The range trading strategy is similar to the buying on pullback strategy, the only difference is that the buying on pullback strategy is pulling back from a new high, so it has enough momentum to SOMETIMES rise above resistance and into a new high. In a range trading strategy, it sometimes is pulling back from a new high but you find out after the first bounce that its momentum is not that strong after it doesn't go into a new high. The buying on pullback strategy also doesn't fall below the 32-day moving average. For range trading strategy, you also have the tendency for the stock to churn longer at resistance (trapping more buyers) before the initial pullback, thus leading to the consolidation period.

The following are the steps to support/resistance or range trading strategy.
1) After pulling back from resistance, look for a support level. It could be either a moving average, parabola, a previous support, or a trendline.
2) Once it reaches support level, let the stock churn for at least 2 days to a week. If the support is at the 32-day moving average, it churns for a shorter period of time, at most 3-4 days. For 65-day and 130-day moving average, it could possibly (but not all the time) churn longer.
3) If the stock is holding at the 32-day moving average, it is preferable that the slow stochastics reading is below 20. However sometimes it is a little above 20.
4) Once in that churning area, identify the resistance level of that churning area.
5) If possible, try to identify the bigger area pattern that is forming. Read more on classic charting patterns at the chart school at Usually, you don't get to identify this until it finds a resistance level after the first rally from support. This is so you know what support level to buy the next time it retraces to the support area of the area pattern.
6) Buy the stock on the break of that resistance, targeting the resistance of the bigger area pattern.
7) Compute your stock trading position size using the methodology I discussed in this post.
8) Place your stop at the bottom of the churning area.

Just to clarify what I mean by a churning area, it means an area where to stock price is going sideways for a couple of days or a week at the most.

Let's take a look at some sample trades:

After confirming that BIDU is in a range/consolidation, therefore calling for a range trading strategy, the stock retraces to the $320 level. You see the small churning area (blue circles), and at the same time,it is near the moving averages as support. Also, we see the oversold readings for the stochastics (red circles). Drawing your lines (green lines), you identify that the area pattern is a rectangle. You buy the stock on the break of the two churning areas which are $330 and $328 respectively (two red arrows), placing your stop below the churning area. The target is the resistance level of $353, or about a 7% to 8% upside for each of the two trades.

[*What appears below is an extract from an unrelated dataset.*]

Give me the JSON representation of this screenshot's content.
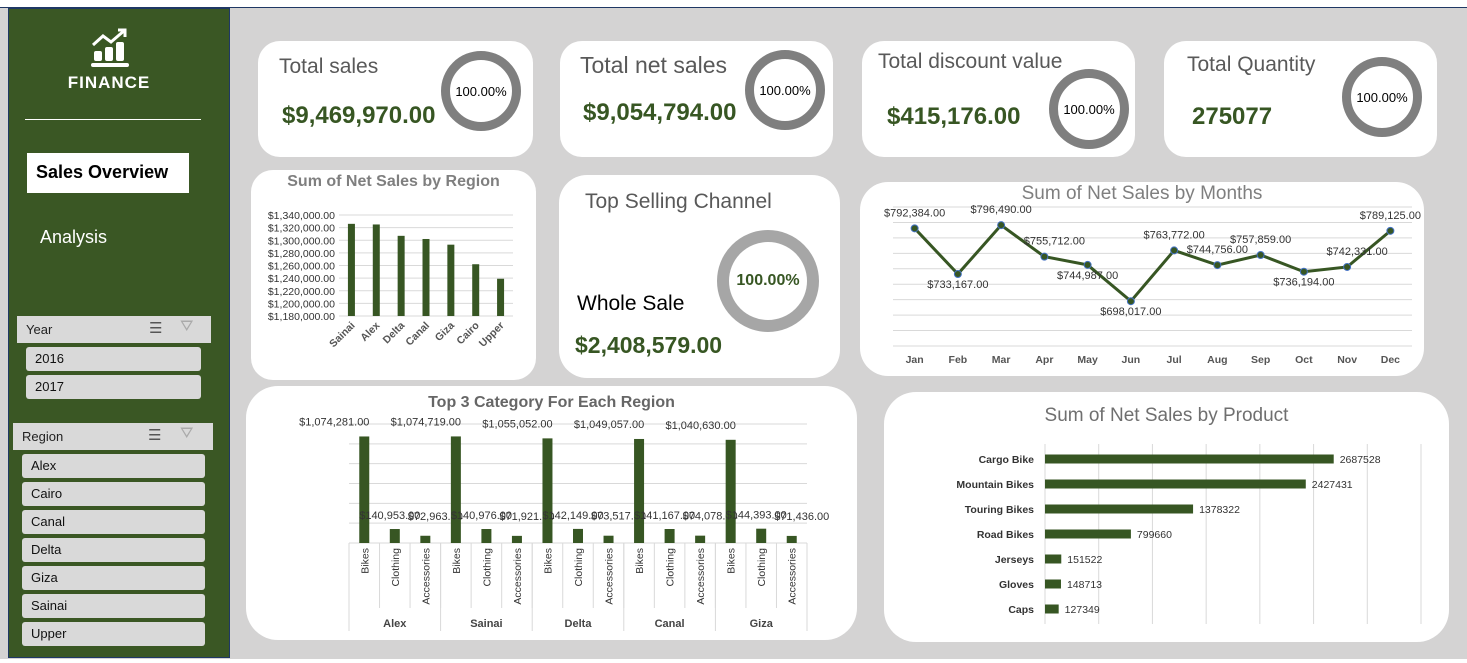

Here we have another example in SHLD.

Once again, we confirm that SHLD is entering into a range/consolidation with the MACD crossdown and nearing zero. It corrects to near the 32-day moving average, and forms a churning area (blue circle) at between $61.40 to $64.40. The slow stochastics reading is also below 20 (red circle). You buy the stock on the break of $64.40 (red arrow), with the target of $72, with the initial assumption that the area pattern will be a rectangle. Place your stop at the low of the churning area of $61.40. However, the stock stops at $68 and moves down again. You could raise your stop to your purchase price of $64.40 when this happens, or sell when the stock backs off a dollar from the high of the rally. This way at worse you just break even. The fact that it didn't retest the resistance of $72 means that the area is not a rectangle, and could possibly be a falling channel or a triangle. Here we see it breaks the $61.40 support so it is clearly a falling channel. We wait again for the stock to form a churning area and for the stochastics to fall below 20 (red circle). You buy the stock as it breaks $58 and target $66 (upper trendline of the falling channel). In this second trade you gain 14% in seven trading days!